Всякая «ситуация» (другой важный термин герменевтической философии) уникальна. Она не может быть ни выведена из предшествующей, ни сведена к последующей. Она определенным образом встроена в культурно-исторический континуум и в то же время может выпадать из него, внося разлад в некогда установившееся созвучие. К такого рода ситуациям всегда было приковано внимание герменевтики. Более того, именно такие ситуации и вызывали герменевтику к жизни: во времена Августина — крушение идеалов античного мира и становление христианства, в эпоху Реформации — отказ от почитания Предания ради по-новому прочитанного Писания. Герменевтика возникает всякий раз в периоды потрясения основ, разрушения «естественных» очевидностей сознания, расстройства складывавшихся столетиями связей. Подобное расстройство, очевидно, переживаем и мы. Вот почему очередное рождение герменевтики — то, которым мы обязаны Гадамеру, — было неизбежным.
369
Приверженцы научной однозначности интерпретации, разумеется, не перевелись и после того, как споры утихли. Сюда относятся главным образом литературоведы, опирающиеся на англо-американскую аналитическую философию. См., например: Hirsch E. D. Validity of interpretation.
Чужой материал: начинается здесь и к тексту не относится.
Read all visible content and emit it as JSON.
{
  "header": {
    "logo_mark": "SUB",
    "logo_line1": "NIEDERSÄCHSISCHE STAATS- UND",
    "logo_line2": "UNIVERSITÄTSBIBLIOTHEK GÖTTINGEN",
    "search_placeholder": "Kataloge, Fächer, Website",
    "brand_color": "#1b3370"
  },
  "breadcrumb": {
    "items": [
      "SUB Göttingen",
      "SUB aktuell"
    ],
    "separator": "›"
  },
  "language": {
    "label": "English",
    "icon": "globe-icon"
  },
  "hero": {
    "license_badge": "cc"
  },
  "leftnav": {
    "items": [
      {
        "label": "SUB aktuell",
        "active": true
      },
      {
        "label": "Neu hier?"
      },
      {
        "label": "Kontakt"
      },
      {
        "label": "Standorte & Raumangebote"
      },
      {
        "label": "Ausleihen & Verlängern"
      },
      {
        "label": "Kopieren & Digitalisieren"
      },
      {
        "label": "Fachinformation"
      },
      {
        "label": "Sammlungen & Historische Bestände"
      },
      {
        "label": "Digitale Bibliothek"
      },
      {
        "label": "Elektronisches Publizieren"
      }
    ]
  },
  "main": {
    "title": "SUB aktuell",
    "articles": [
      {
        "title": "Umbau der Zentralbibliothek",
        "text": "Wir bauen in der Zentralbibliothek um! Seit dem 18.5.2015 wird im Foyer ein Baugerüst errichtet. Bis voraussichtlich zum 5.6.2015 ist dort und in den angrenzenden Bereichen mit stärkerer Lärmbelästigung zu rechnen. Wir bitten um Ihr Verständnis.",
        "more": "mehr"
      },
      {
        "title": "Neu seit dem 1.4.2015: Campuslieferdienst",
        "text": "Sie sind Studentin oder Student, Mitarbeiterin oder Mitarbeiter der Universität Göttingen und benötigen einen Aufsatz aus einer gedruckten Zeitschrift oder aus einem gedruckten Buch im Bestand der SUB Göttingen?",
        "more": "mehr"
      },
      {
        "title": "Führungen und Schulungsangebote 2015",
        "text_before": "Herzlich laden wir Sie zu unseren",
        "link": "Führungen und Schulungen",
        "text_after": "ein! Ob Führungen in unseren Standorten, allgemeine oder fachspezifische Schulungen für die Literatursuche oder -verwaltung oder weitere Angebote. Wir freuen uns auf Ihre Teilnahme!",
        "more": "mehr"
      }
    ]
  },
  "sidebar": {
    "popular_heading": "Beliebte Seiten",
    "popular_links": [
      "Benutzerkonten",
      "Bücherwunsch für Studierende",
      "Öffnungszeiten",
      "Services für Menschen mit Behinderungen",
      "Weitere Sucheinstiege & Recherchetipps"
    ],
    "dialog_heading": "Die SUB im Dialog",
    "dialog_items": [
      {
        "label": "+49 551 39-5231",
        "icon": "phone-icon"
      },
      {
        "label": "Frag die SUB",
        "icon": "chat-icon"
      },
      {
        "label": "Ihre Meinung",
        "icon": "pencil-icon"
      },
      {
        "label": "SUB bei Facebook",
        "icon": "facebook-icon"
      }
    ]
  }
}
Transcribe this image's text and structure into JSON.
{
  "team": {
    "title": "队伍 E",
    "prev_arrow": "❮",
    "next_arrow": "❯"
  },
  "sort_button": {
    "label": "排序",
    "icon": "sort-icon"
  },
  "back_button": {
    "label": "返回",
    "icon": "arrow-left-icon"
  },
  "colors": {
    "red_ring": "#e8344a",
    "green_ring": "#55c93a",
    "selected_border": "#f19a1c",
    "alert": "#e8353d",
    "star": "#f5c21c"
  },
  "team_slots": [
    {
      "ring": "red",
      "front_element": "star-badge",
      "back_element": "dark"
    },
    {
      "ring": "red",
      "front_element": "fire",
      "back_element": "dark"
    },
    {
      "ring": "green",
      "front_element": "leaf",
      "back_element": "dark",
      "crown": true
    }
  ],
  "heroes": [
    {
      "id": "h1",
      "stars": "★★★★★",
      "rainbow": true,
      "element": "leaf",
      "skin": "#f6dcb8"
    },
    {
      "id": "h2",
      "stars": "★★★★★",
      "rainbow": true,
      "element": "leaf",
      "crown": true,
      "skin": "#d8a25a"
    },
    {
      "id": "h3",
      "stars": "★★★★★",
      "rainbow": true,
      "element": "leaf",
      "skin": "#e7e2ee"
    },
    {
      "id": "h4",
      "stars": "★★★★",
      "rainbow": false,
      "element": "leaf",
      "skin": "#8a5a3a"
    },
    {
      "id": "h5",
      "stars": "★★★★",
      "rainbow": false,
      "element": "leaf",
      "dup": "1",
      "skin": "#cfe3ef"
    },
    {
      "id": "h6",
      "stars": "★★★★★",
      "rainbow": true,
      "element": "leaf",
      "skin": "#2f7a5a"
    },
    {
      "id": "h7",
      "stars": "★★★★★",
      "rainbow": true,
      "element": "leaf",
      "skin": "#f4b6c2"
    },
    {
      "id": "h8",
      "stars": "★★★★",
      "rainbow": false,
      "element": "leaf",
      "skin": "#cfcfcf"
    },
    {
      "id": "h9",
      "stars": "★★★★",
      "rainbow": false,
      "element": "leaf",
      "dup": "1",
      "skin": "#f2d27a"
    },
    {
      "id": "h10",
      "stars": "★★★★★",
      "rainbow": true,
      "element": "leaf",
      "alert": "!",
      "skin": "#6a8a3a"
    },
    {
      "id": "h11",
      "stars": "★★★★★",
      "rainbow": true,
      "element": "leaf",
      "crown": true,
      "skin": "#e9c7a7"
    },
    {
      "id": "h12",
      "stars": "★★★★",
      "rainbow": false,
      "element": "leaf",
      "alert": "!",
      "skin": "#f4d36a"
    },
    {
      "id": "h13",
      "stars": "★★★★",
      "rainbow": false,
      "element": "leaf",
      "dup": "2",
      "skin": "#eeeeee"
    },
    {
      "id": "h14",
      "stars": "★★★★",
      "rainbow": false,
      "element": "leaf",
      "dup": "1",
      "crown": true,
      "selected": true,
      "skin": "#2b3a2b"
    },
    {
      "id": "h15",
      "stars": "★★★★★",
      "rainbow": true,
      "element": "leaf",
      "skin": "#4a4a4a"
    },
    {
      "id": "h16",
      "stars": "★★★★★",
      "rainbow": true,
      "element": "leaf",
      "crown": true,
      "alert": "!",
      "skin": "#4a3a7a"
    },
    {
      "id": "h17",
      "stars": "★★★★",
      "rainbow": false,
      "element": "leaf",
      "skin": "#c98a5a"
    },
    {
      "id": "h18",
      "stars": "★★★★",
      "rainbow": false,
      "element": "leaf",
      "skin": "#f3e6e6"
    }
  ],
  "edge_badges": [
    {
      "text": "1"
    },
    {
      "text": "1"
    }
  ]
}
New Haven — London, 1971.
370
Речь о «вещи» здесь идет в том смысле, в каком ее понимал Гуссерль, выдвигая лозунг «К самим вещам!». Основоположник феноменологии призывал руководствоваться в мышлении не случайными соображениями психологического порядка, а самой сутью дела, самим «предметом» мысли, или, иначе говоря, самой «вещью».
371
За исключением работы о Платоне («Platos dialektische Ethik», Leipzig, 1931) и большого исследования по античной этике («Die Idee des Guten zwischen Plato und Aristoteles». Heidelberg, 1978), носящих преимущественно историко-филологический характер, а также небольших сочинений о Вернере Шольце и Пауле Целане («Werner Scholz». Recklinghausen, 1968; «Wer bin Ich und bist Du». Frankfurt am M., 1973) * корпус произведений Гадамера составляют статьи и заметки, написанные по вполне конкретным поводам и объединенные по прошествии некоторого времени в сборники. Так появились «Диалектика Гегеля» (1971), «Разум в век науки» (1976), «Поэтика» (1977), «Путь Хайдеггера» (1983), «Хвала теории» (1984) и четыре тома «Малых работ» (1967–1977).
372
По верному замечанию исследователя, герменевтика всякий раз возникала в определенном контексте и как орудие той или иной полемики. Шлейермахер развивал герменевтику в борьбе со спекулятивным идеализмом гегелевского толка, у Дильтея герменевтика выступала как средство противостояния позитивизму современной ему эмпирической психологии, Хайдеггер опирался на герменевтику в своем размежевании с «гносеоло- гизмом» неокантианства и ранней феноменологией (см.: Fi gal G. Selbstverstehen in instabiler Freiheit. — In: Die hermeneutische Positionen. Hrsg. H.Birus. Göttingen, 1982, S. 89—119).